Okay das schau ich mir mal an...

Aber ich beschreib mein Problem nochmal genauer vielleicht kennst du dazu auch ne coole Variante ...

Also ich hab Object1 das hat eine 1:n beziehung zu Object2...

Das heißt Object1 hat eine EList<Object2>...

So nun stell ich von Object1 alle Object 2 in einem TableViewer dar.

Dafür hab ich dem oberen ContentProvider geschrieben. Es gibt einen Add/Remove Dialog für Object2.
Das heißt wenn ich Object1 ein Object2 hinzufüge muss ich ich den tableviewer refresehen.
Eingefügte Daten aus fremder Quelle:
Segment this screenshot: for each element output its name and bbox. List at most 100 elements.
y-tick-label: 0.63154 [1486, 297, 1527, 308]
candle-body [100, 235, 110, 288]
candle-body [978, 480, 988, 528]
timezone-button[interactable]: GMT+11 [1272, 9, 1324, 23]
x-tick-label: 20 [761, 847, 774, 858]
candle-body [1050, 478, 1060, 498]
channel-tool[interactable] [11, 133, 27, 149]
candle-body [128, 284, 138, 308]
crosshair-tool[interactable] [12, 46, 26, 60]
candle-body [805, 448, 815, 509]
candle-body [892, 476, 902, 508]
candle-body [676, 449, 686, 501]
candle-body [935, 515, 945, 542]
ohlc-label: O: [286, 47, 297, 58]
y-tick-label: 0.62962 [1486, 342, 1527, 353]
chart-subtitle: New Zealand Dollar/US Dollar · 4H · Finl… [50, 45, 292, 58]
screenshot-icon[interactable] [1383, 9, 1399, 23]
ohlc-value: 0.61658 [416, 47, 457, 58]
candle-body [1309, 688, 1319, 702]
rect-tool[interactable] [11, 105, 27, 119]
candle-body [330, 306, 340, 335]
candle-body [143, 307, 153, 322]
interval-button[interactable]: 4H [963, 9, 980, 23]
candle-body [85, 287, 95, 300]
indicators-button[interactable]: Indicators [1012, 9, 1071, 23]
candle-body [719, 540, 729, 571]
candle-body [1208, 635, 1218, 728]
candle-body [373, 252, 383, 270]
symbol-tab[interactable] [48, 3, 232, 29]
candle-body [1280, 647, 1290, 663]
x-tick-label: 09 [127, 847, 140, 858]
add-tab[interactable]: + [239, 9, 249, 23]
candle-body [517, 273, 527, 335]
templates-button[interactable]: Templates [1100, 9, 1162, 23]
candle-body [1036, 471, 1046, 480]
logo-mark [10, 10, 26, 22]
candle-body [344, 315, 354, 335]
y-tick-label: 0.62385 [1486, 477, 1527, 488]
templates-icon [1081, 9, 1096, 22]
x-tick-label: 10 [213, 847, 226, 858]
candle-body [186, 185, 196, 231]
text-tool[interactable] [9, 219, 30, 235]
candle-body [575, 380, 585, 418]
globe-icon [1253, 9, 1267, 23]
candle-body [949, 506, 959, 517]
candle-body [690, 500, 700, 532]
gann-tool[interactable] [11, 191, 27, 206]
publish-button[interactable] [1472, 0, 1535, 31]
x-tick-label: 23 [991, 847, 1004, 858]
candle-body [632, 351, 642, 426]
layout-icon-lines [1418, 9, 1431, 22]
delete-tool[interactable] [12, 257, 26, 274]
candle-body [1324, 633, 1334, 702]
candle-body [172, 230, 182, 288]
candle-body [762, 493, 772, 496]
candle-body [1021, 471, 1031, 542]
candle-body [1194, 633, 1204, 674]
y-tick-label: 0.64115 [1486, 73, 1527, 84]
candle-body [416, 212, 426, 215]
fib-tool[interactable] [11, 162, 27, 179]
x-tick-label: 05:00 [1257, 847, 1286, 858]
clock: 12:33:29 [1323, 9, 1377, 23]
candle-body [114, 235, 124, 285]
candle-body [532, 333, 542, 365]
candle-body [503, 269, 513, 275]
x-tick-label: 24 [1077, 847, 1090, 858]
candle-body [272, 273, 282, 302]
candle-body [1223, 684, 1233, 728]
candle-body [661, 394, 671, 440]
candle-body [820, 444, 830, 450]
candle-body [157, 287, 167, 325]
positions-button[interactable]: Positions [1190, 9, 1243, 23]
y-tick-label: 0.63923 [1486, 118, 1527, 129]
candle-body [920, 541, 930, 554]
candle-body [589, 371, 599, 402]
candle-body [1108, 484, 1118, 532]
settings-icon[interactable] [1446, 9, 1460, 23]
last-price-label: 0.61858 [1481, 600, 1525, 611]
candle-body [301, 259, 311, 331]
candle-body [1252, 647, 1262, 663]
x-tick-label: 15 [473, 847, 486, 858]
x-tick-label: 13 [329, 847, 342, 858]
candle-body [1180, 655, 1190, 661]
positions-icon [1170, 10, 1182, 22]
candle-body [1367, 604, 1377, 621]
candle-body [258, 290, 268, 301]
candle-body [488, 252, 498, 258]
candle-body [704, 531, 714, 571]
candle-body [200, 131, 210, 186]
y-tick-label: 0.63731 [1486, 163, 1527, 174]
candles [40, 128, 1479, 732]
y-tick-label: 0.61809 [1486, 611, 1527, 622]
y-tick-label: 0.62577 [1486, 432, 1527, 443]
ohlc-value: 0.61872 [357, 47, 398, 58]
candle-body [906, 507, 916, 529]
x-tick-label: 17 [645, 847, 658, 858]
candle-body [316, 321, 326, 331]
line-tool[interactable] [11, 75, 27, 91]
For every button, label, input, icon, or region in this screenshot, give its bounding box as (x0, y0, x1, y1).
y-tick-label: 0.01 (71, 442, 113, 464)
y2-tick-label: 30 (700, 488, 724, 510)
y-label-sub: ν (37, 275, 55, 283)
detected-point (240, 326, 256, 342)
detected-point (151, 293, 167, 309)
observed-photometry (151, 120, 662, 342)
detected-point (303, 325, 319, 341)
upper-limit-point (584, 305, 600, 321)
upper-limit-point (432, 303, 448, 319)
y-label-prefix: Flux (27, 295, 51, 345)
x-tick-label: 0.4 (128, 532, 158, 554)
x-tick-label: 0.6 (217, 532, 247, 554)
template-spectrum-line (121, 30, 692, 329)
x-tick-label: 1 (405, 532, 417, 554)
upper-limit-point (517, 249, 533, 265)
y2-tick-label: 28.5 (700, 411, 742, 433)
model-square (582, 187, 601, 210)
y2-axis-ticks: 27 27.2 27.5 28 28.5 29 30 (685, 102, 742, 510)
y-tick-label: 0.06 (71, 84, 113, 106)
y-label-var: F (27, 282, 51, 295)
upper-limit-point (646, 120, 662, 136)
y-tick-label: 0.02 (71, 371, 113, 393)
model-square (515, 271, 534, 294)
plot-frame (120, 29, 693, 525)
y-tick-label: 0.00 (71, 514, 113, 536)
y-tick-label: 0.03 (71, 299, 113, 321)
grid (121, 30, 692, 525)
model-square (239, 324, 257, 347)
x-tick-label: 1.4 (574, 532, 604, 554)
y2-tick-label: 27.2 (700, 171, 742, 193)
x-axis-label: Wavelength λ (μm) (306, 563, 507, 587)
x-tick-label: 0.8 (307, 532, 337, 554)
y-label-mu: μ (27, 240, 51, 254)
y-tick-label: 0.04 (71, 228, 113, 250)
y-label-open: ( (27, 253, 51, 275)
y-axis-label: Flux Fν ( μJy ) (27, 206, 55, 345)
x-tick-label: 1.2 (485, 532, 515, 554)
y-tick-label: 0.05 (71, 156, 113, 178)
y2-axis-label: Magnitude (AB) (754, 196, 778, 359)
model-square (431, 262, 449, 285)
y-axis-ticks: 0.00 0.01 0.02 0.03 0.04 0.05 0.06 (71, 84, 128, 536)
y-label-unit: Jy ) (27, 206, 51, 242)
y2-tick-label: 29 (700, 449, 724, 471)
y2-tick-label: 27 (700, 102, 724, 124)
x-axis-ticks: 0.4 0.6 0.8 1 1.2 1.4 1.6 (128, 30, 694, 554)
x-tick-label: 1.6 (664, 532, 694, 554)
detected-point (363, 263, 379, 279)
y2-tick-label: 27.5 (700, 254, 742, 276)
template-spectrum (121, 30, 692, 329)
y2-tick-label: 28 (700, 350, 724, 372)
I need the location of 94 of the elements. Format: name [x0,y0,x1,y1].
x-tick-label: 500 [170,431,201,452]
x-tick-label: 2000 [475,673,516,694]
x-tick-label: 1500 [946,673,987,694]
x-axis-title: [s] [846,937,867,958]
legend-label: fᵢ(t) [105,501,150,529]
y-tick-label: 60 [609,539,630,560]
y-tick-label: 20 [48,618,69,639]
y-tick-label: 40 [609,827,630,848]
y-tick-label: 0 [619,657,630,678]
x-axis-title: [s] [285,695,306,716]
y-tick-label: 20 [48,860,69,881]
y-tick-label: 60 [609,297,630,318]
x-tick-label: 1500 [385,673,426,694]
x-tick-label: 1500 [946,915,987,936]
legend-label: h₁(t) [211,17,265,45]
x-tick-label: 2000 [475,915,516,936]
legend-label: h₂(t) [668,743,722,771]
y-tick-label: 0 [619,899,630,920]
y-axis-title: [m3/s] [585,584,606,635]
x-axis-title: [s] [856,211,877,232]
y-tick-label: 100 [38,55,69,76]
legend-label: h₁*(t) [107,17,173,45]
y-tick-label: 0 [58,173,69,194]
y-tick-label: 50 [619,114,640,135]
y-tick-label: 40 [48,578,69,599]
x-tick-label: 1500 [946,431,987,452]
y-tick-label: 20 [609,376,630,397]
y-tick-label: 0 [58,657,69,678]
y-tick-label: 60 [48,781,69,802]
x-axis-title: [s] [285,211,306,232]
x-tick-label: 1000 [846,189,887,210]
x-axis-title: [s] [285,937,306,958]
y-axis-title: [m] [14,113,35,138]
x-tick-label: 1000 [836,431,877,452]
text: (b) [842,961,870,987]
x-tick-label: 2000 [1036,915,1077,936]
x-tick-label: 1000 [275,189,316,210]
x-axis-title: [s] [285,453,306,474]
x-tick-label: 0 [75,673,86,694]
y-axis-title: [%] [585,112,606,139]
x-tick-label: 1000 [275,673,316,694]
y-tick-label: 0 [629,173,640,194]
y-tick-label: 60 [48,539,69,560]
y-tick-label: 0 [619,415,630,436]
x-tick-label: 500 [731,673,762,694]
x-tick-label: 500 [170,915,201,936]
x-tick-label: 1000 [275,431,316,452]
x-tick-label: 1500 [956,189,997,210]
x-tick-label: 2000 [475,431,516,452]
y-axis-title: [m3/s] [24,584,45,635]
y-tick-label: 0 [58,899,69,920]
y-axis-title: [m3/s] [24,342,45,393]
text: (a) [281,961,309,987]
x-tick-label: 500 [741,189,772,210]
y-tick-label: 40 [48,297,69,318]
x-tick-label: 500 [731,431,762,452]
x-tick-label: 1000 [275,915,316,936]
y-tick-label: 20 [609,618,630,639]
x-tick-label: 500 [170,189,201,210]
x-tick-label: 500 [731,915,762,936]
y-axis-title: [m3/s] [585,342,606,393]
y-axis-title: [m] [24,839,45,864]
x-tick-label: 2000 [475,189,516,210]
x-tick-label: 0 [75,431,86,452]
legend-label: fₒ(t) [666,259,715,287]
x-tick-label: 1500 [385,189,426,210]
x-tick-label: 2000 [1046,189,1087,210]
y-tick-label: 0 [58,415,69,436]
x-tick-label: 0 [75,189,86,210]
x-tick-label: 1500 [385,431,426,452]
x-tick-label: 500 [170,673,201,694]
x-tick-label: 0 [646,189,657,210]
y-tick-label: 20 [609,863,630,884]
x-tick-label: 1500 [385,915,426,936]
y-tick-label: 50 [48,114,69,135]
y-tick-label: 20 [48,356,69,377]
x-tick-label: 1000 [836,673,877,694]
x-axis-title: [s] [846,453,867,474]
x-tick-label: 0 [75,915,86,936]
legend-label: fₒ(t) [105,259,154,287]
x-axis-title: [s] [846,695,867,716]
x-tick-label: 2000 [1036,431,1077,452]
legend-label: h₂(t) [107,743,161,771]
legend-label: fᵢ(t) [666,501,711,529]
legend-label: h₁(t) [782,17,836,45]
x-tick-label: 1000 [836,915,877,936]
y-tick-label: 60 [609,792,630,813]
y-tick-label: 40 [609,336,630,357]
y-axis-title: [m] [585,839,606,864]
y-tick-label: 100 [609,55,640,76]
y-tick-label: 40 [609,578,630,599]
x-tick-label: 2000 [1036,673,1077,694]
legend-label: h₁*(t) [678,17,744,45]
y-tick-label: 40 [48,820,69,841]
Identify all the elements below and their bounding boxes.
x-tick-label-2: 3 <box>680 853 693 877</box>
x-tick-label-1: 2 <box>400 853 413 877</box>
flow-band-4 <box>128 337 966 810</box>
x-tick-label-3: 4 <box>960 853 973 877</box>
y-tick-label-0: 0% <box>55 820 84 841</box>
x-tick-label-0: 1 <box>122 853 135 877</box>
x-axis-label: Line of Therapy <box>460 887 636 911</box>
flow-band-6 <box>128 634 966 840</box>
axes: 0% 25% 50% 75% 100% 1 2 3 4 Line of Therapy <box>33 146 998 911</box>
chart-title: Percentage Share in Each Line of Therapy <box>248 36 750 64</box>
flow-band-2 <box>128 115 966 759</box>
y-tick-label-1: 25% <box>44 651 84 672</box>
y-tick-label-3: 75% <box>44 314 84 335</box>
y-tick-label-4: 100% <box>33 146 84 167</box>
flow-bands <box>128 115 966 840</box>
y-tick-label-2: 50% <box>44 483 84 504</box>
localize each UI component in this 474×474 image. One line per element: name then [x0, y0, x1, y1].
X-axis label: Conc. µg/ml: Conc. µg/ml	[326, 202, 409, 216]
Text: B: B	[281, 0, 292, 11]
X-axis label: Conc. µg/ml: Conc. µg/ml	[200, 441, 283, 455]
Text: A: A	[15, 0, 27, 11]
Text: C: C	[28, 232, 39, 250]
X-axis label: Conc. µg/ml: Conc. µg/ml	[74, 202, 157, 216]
Aber ja nur auf das attribut von wenn sich die Liste änder darum der switch case.

Verständlich?


----------



## Wildcard (10. Dez 2010)

> Das heißt wenn ich Object1 ein Object2 hinzufüge muss ich ich den tableviewer refresehen.


Nein, musst du nicht, der AdapterFactoryContentProvider  und AdapterFactoryLabelProvider macht das automatisch, auch bei strukturellen Änderungen.


----------



## Gast2 (13. Dez 2010)

okay versuche ich das mal... Extra nen eigenen geschrieben shit^^...


----------



## Gast2 (13. Dez 2010)

Wildcard hat gesagt.:


> Nein, musst du nicht, der AdapterFactoryContentProvider  und AdapterFactoryLabelProvider macht das automatisch, auch bei strukturellen Änderungen.



Mhm also irgendwie kapier ich es nicht... hab mit jetzt den edit code generieren lassen

Hab nur ein Object1ItemProvider und ein Object2ItemProvider

und eine ItemProviderAdapterFactory dann hab ich folgendes gemacht aber es passiert gar nichts...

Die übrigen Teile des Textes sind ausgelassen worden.